A full 15 minutes passed without a reply, which is an eternity when you’ve just posed to your wife an epistemological quandary wrapped in an identity crisis inside a failure of communication. By text message. Immediately following an exchange in which I asked her when the contractor was coming to install the hardwood floors and she replied, “I think Monday.” QuickType, you got me into this mess, now get me out. And this time I’m not falling for The.

I, there we go, love, now we’re talkin’!, you, yup, so much.

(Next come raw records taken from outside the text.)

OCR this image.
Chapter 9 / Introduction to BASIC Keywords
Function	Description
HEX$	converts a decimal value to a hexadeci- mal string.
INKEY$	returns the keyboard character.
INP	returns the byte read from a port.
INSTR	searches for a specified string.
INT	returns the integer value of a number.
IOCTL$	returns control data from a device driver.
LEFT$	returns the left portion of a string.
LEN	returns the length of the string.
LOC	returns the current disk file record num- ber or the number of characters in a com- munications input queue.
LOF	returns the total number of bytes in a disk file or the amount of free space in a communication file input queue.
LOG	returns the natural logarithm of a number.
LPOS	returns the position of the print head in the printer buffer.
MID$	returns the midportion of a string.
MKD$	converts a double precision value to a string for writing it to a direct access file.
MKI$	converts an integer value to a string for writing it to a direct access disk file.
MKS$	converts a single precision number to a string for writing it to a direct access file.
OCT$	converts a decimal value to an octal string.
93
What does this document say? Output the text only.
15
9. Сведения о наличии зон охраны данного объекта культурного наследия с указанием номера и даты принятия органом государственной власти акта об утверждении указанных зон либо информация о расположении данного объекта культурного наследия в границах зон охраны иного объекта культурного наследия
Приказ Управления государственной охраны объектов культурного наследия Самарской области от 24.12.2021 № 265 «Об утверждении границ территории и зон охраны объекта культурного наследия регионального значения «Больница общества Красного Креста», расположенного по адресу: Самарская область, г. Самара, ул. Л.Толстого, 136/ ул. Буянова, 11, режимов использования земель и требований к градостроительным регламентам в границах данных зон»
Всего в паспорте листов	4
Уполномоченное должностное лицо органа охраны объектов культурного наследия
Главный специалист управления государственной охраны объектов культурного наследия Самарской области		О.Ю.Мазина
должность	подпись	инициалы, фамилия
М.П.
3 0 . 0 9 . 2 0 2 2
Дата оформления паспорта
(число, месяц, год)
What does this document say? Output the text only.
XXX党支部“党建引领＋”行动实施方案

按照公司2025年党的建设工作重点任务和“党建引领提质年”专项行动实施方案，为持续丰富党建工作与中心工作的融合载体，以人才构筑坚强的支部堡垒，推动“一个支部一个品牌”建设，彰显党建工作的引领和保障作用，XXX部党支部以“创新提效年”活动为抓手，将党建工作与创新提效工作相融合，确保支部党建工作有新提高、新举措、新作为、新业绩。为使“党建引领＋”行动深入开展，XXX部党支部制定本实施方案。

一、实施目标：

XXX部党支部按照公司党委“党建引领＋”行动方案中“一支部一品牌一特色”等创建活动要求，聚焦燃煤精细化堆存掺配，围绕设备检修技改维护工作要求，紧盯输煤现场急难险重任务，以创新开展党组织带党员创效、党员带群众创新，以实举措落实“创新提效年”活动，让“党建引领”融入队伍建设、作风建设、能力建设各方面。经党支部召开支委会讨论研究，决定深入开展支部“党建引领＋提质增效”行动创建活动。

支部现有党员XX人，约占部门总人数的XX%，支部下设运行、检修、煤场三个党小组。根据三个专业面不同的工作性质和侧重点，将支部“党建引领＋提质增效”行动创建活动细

I know what you’re thinking, only you weren’t there to stop me. Not to worry—I’ll just tell her that I hit my head or that I’m drunk. Either of which is arguably preferable to the truth that I’m journalistically experimenting on my wife. And failing. Which reminds me of another QuickType claim. It “adjusts based on the person you’re communicating with, because your choice of words is likely more laid back with your spouse than with your boss.” In other words, there is no way that iOS 8 would suggest that I QuickType, word after “perfect” word, The fact is that I don’t know what you want me to be to Andy Bowers, executive producer of Slate podcasts and my immediate superior, a relationship of which Apple assures me it is aware. But it did and so I did. Hit send, that is. He replied within seconds:

?

I explained, apparently inarticulately. Andy Bowers:

Is this a Turing test? Are you actually a bot?

Oh, would that I were. By the way, my wife finally did text back, about an hour later:

I love you too, very much.

To which I QuickTyped:

I’m so excited about the future

At last! I couldn’t have said it better myself.